Association Café Géo de Paris, Repas russe du 3 décembre 2013, au Da-Niet, Bistrot russe (5, rue de Lancry à  Paris 10ème). Repas animé et commenté par Jean Radvanyi. Compte rendu de Michel et Michèle Sivignon.

Jean Radvanyi, professeur à l’INALCO, vient d’assurer pendant 4 ans  la direction du Centre franco-russe en Sciences Sociales, à Moscou. Son dernier ouvrage : « Retour d’une autre Russie, plongée dans  la Russie de Poutine ». Editions Le Bord de l’Eau. 2013

La cuisine russe dont on parle ici est une cuisine familiale, faite le plus souvent par les femmes, même si bien sur certains hommes se mettent aussi au fourneau. On mange quotidiennement dans la cuisine, pièce petite où on se serre, mais s’il y a une fête le repas peut être plus élaboré dans une salle à manger où très souvent, à l’époque soviétique, quelqu’un dormait. Les appartements collectifs ont à peu près disparu (sauf pour les migrants).
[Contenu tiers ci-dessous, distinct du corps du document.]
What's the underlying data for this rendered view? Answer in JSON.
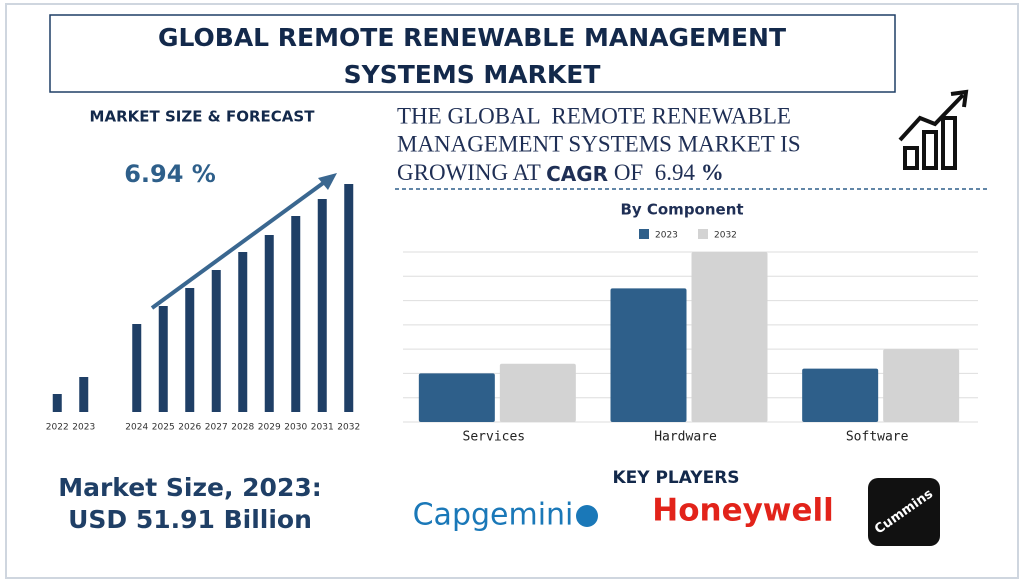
{
  "header": {
    "title_lines": [
      "GLOBAL REMOTE RENEWABLE MANAGEMENT",
      "SYSTEMS MARKET"
    ]
  },
  "forecast": {
    "heading": "MARKET SIZE & FORECAST",
    "cagr_label": "6.94 %"
  },
  "headline": {
    "lines": [
      "THE GLOBAL  REMOTE RENEWABLE",
      "MANAGEMENT SYSTEMS MARKET IS"
    ],
    "line3": [
      "GROWING AT ",
      "CAGR",
      " OF  6.94 ",
      "%"
    ]
  },
  "market_size": {
    "lines": [
      "Market Size, 2023:",
      "USD 51.91 Billion"
    ]
  },
  "key_players": {
    "heading": "KEY PLAYERS",
    "companies": [
      "Capgemini",
      "Honeywell",
      "Cummins"
    ]
  },
  "chart_data": [
    {
      "type": "bar",
      "categories": [
        "2022",
        "2023",
        null,
        "2024",
        "2025",
        "2026",
        "2027",
        "2028",
        "2029",
        "2030",
        "2031",
        "2032"
      ],
      "values": [
        18,
        35,
        null,
        88,
        106,
        124,
        142,
        160,
        177,
        196,
        213,
        228
      ],
      "color": "#1f3f66",
      "ylim": [
        0,
        240
      ]
    },
    {
      "type": "grouped_bar",
      "title": "By Component",
      "categories": [
        "Services",
        "Hardware",
        "Software"
      ],
      "series": [
        {
          "name": "2023",
          "color": "#2e5f8a",
          "values": [
            2,
            5.5,
            2.2
          ]
        },
        {
          "name": "2032",
          "color": "#d3d3d3",
          "values": [
            2.4,
            7,
            3
          ]
        }
      ],
      "ylim": [
        0,
        7
      ],
      "yticks": [
        0,
        1,
        2,
        3,
        4,
        5,
        6,
        7
      ],
      "grid": true
    }
  ]
}
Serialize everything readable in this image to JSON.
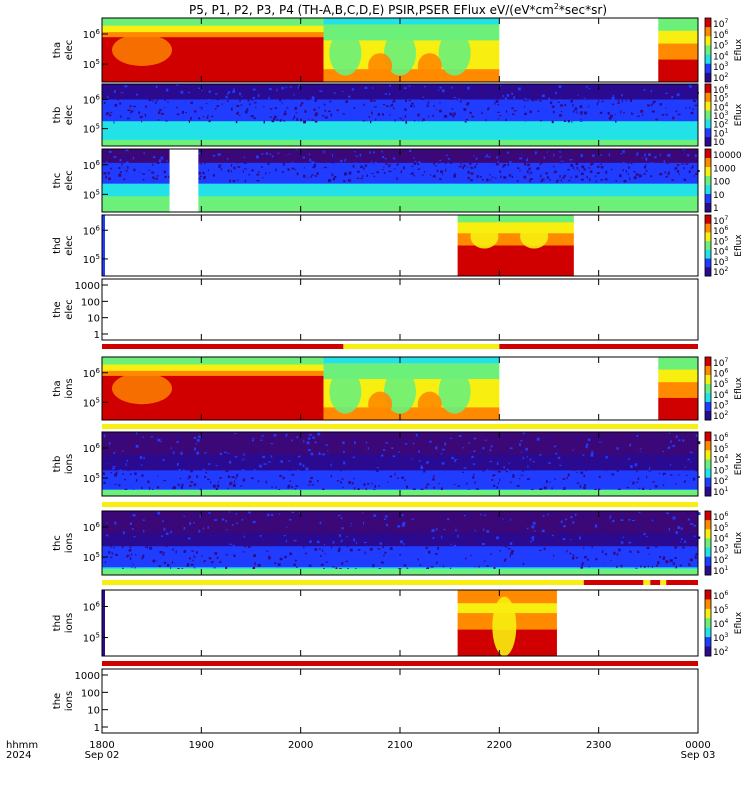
{
  "title": "P5, P1, P2, P3, P4 (TH-A,B,C,D,E) PSIR,PSER EFlux eV/(eV*cm",
  "title_sup": "2",
  "title_tail": "*sec*sr)",
  "time_axis": {
    "label1": "hhmm",
    "label2": "2024",
    "ticks": [
      {
        "hour": 0,
        "l1": "1800",
        "l2": "Sep 02"
      },
      {
        "hour": 1,
        "l1": "1900",
        "l2": ""
      },
      {
        "hour": 2,
        "l1": "2000",
        "l2": ""
      },
      {
        "hour": 3,
        "l1": "2100",
        "l2": ""
      },
      {
        "hour": 4,
        "l1": "2200",
        "l2": ""
      },
      {
        "hour": 5,
        "l1": "2300",
        "l2": ""
      },
      {
        "hour": 6,
        "l1": "0000",
        "l2": "Sep 03"
      }
    ]
  },
  "colors": {
    "red": "#d10000",
    "orange": "#ff8a00",
    "yellow": "#f8ee10",
    "green": "#6cf07a",
    "cyan": "#22e2e8",
    "blue": "#1f3cff",
    "navy": "#2a0a90",
    "purple": "#3c0878"
  },
  "chart_data": [
    {
      "type": "heatmap",
      "id": "tha_elec",
      "label1": "tha",
      "label2": "elec",
      "y_ticks": [
        "10",
        "10"
      ],
      "y_exps": [
        "6",
        "5"
      ],
      "colorbar_title": "Eflux",
      "colorbar_ticks": [
        "10",
        "10",
        "10",
        "10",
        "10",
        "10"
      ],
      "colorbar_exps": [
        "7",
        "6",
        "5",
        "4",
        "3",
        "2"
      ],
      "data_gaps_hours": [
        [
          4.0,
          5.6
        ]
      ]
    },
    {
      "type": "heatmap",
      "id": "thb_elec",
      "label1": "thb",
      "label2": "elec",
      "y_ticks": [
        "10",
        "10"
      ],
      "y_exps": [
        "6",
        "5"
      ],
      "colorbar_title": "Eflux",
      "colorbar_ticks": [
        "10",
        "10",
        "10",
        "10",
        "10",
        "10",
        "10"
      ],
      "colorbar_exps": [
        "6",
        "5",
        "4",
        "3",
        "2",
        "1",
        ""
      ]
    },
    {
      "type": "heatmap",
      "id": "thc_elec",
      "label1": "thc",
      "label2": "elec",
      "y_ticks": [
        "10",
        "10"
      ],
      "y_exps": [
        "6",
        "5"
      ],
      "colorbar_title": "",
      "colorbar_ticks": [
        "10000",
        "1000",
        "100",
        "10",
        "1"
      ],
      "colorbar_exps": [
        "",
        "",
        "",
        "",
        ""
      ],
      "data_gaps_hours": [
        [
          0.68,
          0.97
        ]
      ]
    },
    {
      "type": "heatmap",
      "id": "thd_elec",
      "label1": "thd",
      "label2": "elec",
      "y_ticks": [
        "10",
        "10"
      ],
      "y_exps": [
        "6",
        "5"
      ],
      "colorbar_title": "Eflux",
      "colorbar_ticks": [
        "10",
        "10",
        "10",
        "10",
        "10",
        "10"
      ],
      "colorbar_exps": [
        "7",
        "6",
        "5",
        "4",
        "3",
        "2"
      ],
      "data_hours": [
        [
          3.58,
          4.75
        ]
      ]
    },
    {
      "type": "line",
      "id": "the_elec",
      "label1": "the",
      "label2": "elec",
      "y_ticks": [
        "1000",
        "100",
        "10",
        "1"
      ],
      "y_scale": "log",
      "series": []
    },
    {
      "type": "heatmap",
      "id": "tha_ions",
      "label1": "tha",
      "label2": "ions",
      "y_ticks": [
        "10",
        "10"
      ],
      "y_exps": [
        "6",
        "5"
      ],
      "colorbar_title": "Eflux",
      "colorbar_ticks": [
        "10",
        "10",
        "10",
        "10",
        "10",
        "10"
      ],
      "colorbar_exps": [
        "7",
        "6",
        "5",
        "4",
        "3",
        "2"
      ],
      "data_gaps_hours": [
        [
          4.0,
          5.6
        ]
      ]
    },
    {
      "type": "heatmap",
      "id": "thb_ions",
      "label1": "thb",
      "label2": "ions",
      "y_ticks": [
        "10",
        "10"
      ],
      "y_exps": [
        "6",
        "5"
      ],
      "colorbar_title": "Eflux",
      "colorbar_ticks": [
        "10",
        "10",
        "10",
        "10",
        "10",
        "10"
      ],
      "colorbar_exps": [
        "6",
        "5",
        "4",
        "3",
        "2",
        "1"
      ]
    },
    {
      "type": "heatmap",
      "id": "thc_ions",
      "label1": "thc",
      "label2": "ions",
      "y_ticks": [
        "10",
        "10"
      ],
      "y_exps": [
        "6",
        "5"
      ],
      "colorbar_title": "Eflux",
      "colorbar_ticks": [
        "10",
        "10",
        "10",
        "10",
        "10",
        "10"
      ],
      "colorbar_exps": [
        "6",
        "5",
        "4",
        "3",
        "2",
        "1"
      ]
    },
    {
      "type": "heatmap",
      "id": "thd_ions",
      "label1": "thd",
      "label2": "ions",
      "y_ticks": [
        "10",
        "10"
      ],
      "y_exps": [
        "6",
        "5"
      ],
      "colorbar_title": "Eflux",
      "colorbar_ticks": [
        "10",
        "10",
        "10",
        "10",
        "10"
      ],
      "colorbar_exps": [
        "6",
        "5",
        "4",
        "3",
        "2"
      ],
      "data_hours": [
        [
          3.58,
          4.58
        ]
      ]
    },
    {
      "type": "line",
      "id": "the_ions",
      "label1": "the",
      "label2": "ions",
      "y_ticks": [
        "1000",
        "100",
        "10",
        "1"
      ],
      "y_scale": "log",
      "series": []
    }
  ]
}
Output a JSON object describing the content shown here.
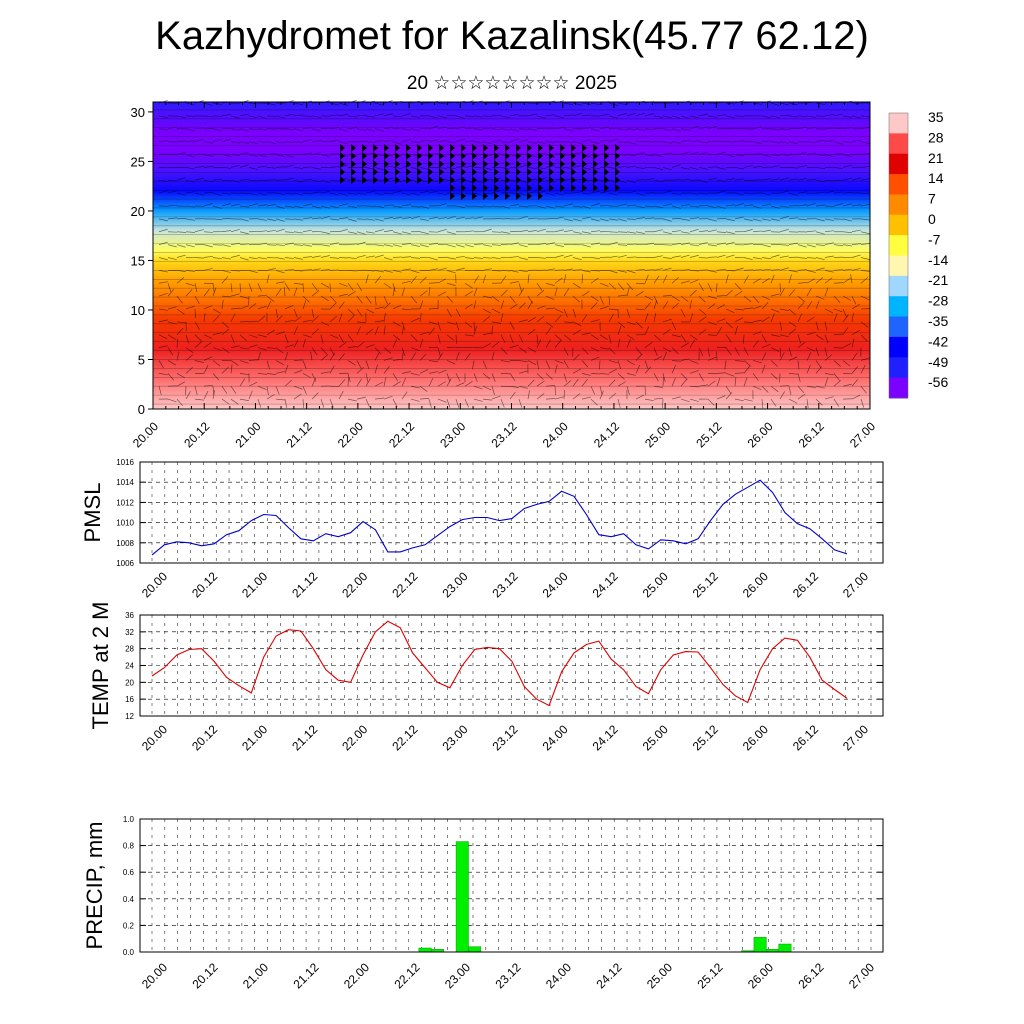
{
  "title": "Kazhydromet for Kazalinsk(45.77 62.12)",
  "subtitle": "20 ☆☆☆☆☆☆☆☆ 2025",
  "x_tick_labels": [
    "20.00",
    "20.12",
    "21.00",
    "21.12",
    "22.00",
    "22.12",
    "23.00",
    "23.12",
    "24.00",
    "24.12",
    "25.00",
    "25.12",
    "26.00",
    "26.12",
    "27.00"
  ],
  "chart_data": [
    {
      "type": "heatmap",
      "panel": "cross-section",
      "y_ticks": [
        0,
        5,
        10,
        15,
        20,
        25,
        30
      ],
      "ylim": [
        0,
        31
      ],
      "colorbar": {
        "labels": [
          "35",
          "28",
          "21",
          "14",
          "7",
          "0",
          "-7",
          "-14",
          "-21",
          "-28",
          "-35",
          "-42",
          "-49",
          "-56"
        ],
        "colors": [
          "#ffc8c8",
          "#ff4a4a",
          "#e00000",
          "#ff5000",
          "#ff8a00",
          "#ffc000",
          "#ffff40",
          "#fff7b0",
          "#9fd7ff",
          "#00b4ff",
          "#1e64ff",
          "#0000ff",
          "#2020ff",
          "#7a00ff"
        ]
      },
      "temperature_by_level": {
        "levels": [
          0,
          3,
          6,
          9,
          11,
          13,
          15,
          16,
          18,
          20,
          22,
          24,
          26,
          28,
          31
        ],
        "values": [
          35,
          30,
          24,
          16,
          10,
          4,
          -3,
          -9,
          -18,
          -30,
          -44,
          -52,
          -58,
          -56,
          -50
        ]
      }
    },
    {
      "type": "line",
      "panel": "pmsl",
      "ylabel": "PMSL",
      "ylim": [
        1006,
        1016
      ],
      "y_ticks": [
        1006,
        1008,
        1010,
        1012,
        1014,
        1016
      ],
      "series": [
        {
          "color": "#0000cc",
          "values": [
            1006.8,
            1007.8,
            1008.1,
            1008.0,
            1007.7,
            1007.9,
            1008.8,
            1009.2,
            1010.2,
            1010.8,
            1010.7,
            1009.5,
            1008.4,
            1008.2,
            1008.9,
            1008.6,
            1009.0,
            1010.1,
            1009.3,
            1007.1,
            1007.1,
            1007.5,
            1007.8,
            1008.7,
            1009.6,
            1010.3,
            1010.5,
            1010.5,
            1010.2,
            1010.4,
            1011.4,
            1011.8,
            1012.1,
            1013.1,
            1012.6,
            1010.8,
            1008.8,
            1008.6,
            1008.9,
            1007.8,
            1007.4,
            1008.3,
            1008.2,
            1007.9,
            1008.4,
            1010.2,
            1011.8,
            1012.8,
            1013.5,
            1014.2,
            1013.0,
            1011.0,
            1009.9,
            1009.4,
            1008.4,
            1007.3,
            1006.9
          ]
        }
      ]
    },
    {
      "type": "line",
      "panel": "temp2m",
      "ylabel": "TEMP at 2 M",
      "ylim": [
        12,
        36
      ],
      "y_ticks": [
        12,
        16,
        20,
        24,
        28,
        32,
        36
      ],
      "series": [
        {
          "color": "#dd0000",
          "values": [
            21.5,
            23.5,
            26.5,
            27.8,
            28.0,
            25.0,
            21.2,
            19.2,
            17.5,
            26.0,
            31.0,
            32.5,
            32.2,
            28.0,
            23.0,
            20.5,
            20.0,
            26.5,
            32.0,
            34.5,
            33.0,
            27.0,
            23.5,
            20.0,
            18.7,
            24.0,
            27.8,
            28.3,
            28.0,
            25.0,
            19.0,
            16.0,
            14.5,
            22.5,
            27.0,
            29.0,
            29.8,
            25.5,
            23.0,
            19.0,
            17.3,
            23.0,
            26.5,
            27.3,
            27.2,
            23.5,
            19.5,
            16.8,
            15.2,
            23.0,
            28.0,
            30.5,
            30.0,
            26.0,
            20.5,
            18.3,
            16.2
          ]
        }
      ]
    },
    {
      "type": "bar",
      "panel": "precip",
      "ylabel": "PRECIP, mm",
      "ylim": [
        0,
        1.0
      ],
      "y_ticks": [
        "0.0",
        "0.2",
        "0.4",
        "0.6",
        "0.8",
        "1.0"
      ],
      "color": "#00ee00",
      "values": [
        0,
        0,
        0,
        0,
        0,
        0,
        0,
        0,
        0,
        0,
        0,
        0,
        0,
        0,
        0,
        0,
        0,
        0,
        0,
        0,
        0,
        0,
        0.03,
        0.02,
        0,
        0.83,
        0.04,
        0,
        0,
        0,
        0,
        0,
        0,
        0,
        0,
        0,
        0,
        0,
        0,
        0,
        0,
        0,
        0,
        0,
        0,
        0,
        0,
        0,
        0.01,
        0.11,
        0.02,
        0.06,
        0,
        0,
        0,
        0,
        0
      ]
    }
  ]
}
Ils comportaient une cuisine commune à plusieurs familles (parfois même plusieurs cuisines) et chaque famille s’entassait dans une pièce.

En Russie quand on arrive, la table est festive, déjà chargée de victuailles (les « zakouski » ou hors d’œuvre) et de boissons. Jean Radvanyi nous lit un texte de Constantin Véréguine du début du XX° siècle où il est question du repas de rupture du carême dans une famille noble et fortunée de Yalta. Au centre un énorme koulitch aux quatre coins une paskha, pyramide de fromage blanc. Et puis, des jambons, des viandes, des poissons. Vins et vodka.